The capital city Kolkata (Calcutta), nicknamed “The City of Joy,” is the hub of the Kolkata West Bengal Region. It was here that pioneer missionary William Carey and Mother Teresa and her Sisters of Mercy spent their lives caring for the people.
Founded by an agent of the East India Company, Kolkata was British India’s showpiece city, drawing the rich and famous as well as fortune seekers. Classical culture was already thriving in this region, as Indian kings had been avid patrons of art, dance, poetry and music. Kolkata was the capital of India under British rule until 1912, when it was then moved to Delhi.
As the eighth-largest metro area in the world, Kolkata remains politically influential—even though it has the world’s lowest standard of living. The city has vast slums and more than 1 million homeless residents.
The Kolkata Region is home to 9,000 villages, with lifestyles varying from businessmen to tribal fishermen who ply their trade in the Bay of Bengal. Agriculture is the region’s main livelihood, with bountiful crops such as rice, jute, potatoes, coconut, wheat, chilies and canola.

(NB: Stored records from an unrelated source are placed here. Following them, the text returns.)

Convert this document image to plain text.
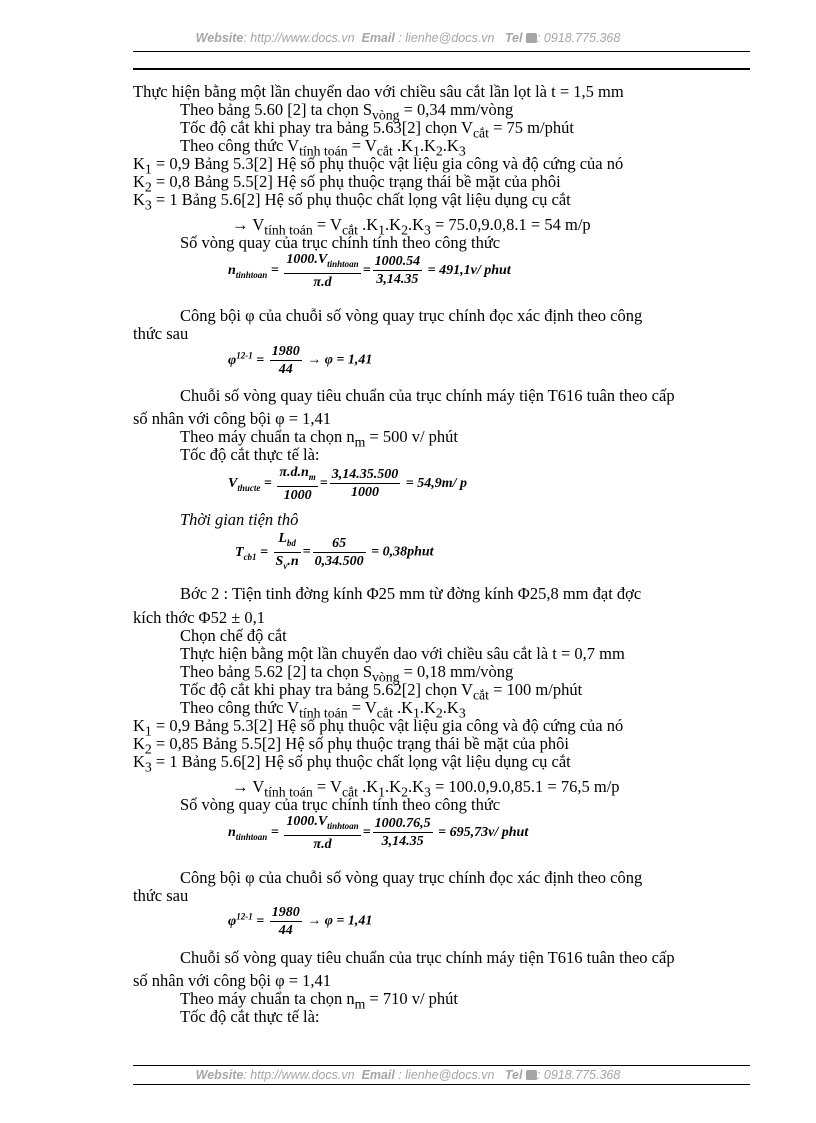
Website: http://www.docs.vn Email : lienhe@docs.vn Tel : 0918.775.368
Thực hiện bằng một lần chuyển dao với chiều sâu cắt lần lọt là t = 1,5 mm
Theo bảng 5.60 [2] ta chọn $S_{vòng} = 0,34$ mm/vòng
Tốc độ cắt khi phay tra bảng 5.63[2] chọn $V_{cắt} = 75$ m/phút
Theo công thức $V_{tính toán} = V_{cắt}$ $.K_1.K_2.K_3$
$K_1 = 0,9$ Bảng 5.3[2] Hệ số phụ thuộc vật liệu gia công và độ cứng của nó
$K_2 = 0,8$ Bảng 5.5[2] Hệ số phụ thuộc trạng thái bề mặt của phôi
$K_3 = 1$ Bảng 5.6[2] Hệ số phụ thuộc chất lọng vật liệu dụng cụ cắt
→ $V_{tính toán} = V_{cắt}$ $.K_1.K_2.K_3 = 75.0,9.0,8.1 = 54$ m/p
Số vòng quay của trục chính tính theo công thức
$n_{tinhtoan}$ =
$1000.V_{tinhtoan}$
π.d
= $\frac{1000.54}{3,14.35} = 491,1v/$ phut
Công bội φ của chuỗi số vòng quay trục chính đọc xác định theo công
thức sau
$\varphi^{12-1} = \frac{1980}{44} \to \varphi = 1,41$
Chuỗi số vòng quay tiêu chuẩn của trục chính máy tiện T616 tuân theo cấp
số nhân với công bội φ = 1,41
Theo máy chuẩn ta chọn $n_m = 500$ v/ phút
Tốc độ cắt thực tế là:
$V_{thucte} = \frac{\pi.d.n_m}{1000} = \frac{3,14.35.500}{1000} = 54,9m/$ p
Thời gian tiện thô
$T_{cb1}$ =
$L_{bd}$
$S_v.n$
= $\frac{65}{0,34.500}$ = 0,38phut
Bớc 2 : Tiện tinh đờng kính Φ25 mm từ đờng kính Φ25,8 mm đạt đợc
kích thớc Φ52 ± 0,1
Chọn chế độ cắt
Thực hiện bằng một lần chuyển dao với chiều sâu cắt là t = 0,7 mm
Theo bảng 5.62 [2] ta chọn $S_{vòng} = 0,18$ mm/vòng
Tốc độ cắt khi phay tra bảng 5.62[2] chọn $V_{cắt} = 100$ m/phút
Theo công thức $V_{tính toán} = V_{cắt}$ $.K_1.K_2.K_3$
$K_1 = 0,9$ Bảng 5.3[2] Hệ số phụ thuộc vật liệu gia công và độ cứng của nó
$K_2 = 0,85$ Bảng 5.5[2] Hệ số phụ thuộc trạng thái bề mặt của phôi
$K_3 = 1$ Bảng 5.6[2] Hệ số phụ thuộc chất lọng vật liệu dụng cụ cắt
→ $V_{tính toán} = V_{cắt}$ $.K_1.K_2.K_3 = 100.0,9.0,85.1 = 76,5$ m/p
Số vòng quay của trục chính tính theo công thức
$n_{tinhtoan}$ =
$1000.V_{tinhtoan}$
π.d
= $\frac{1000.76,5}{3,14.35} = 695,73v/$ phut
Công bội φ của chuỗi số vòng quay trục chính đọc xác định theo công
thức sau
$\varphi^{12-1} = \frac{1980}{44} \to \varphi = 1,41$
Chuỗi số vòng quay tiêu chuẩn của trục chính máy tiện T616 tuân theo cấp
số nhân với công bội φ = 1,41
Theo máy chuẩn ta chọn $n_m = 710$ v/ phút
Tốc độ cắt thực tế là:
Website: http://www.docs.vn Email : lienhe@docs.vn Tel : 0918.775.368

Baijis, rare river dolphins, can be found in the region’s rivers. The famous saltwater mangrove Sunderbans are also home to thousands of wild Bengal tigers. Just past the Sunderbans in the Bay of Bengal lie hundreds of extremely rural islands, with people living in some of the most primitive conditions imaginable.
The great contrast between the warm, dry north and the cool, humid south creates the weather pattern that leads to devastating cyclones in this region.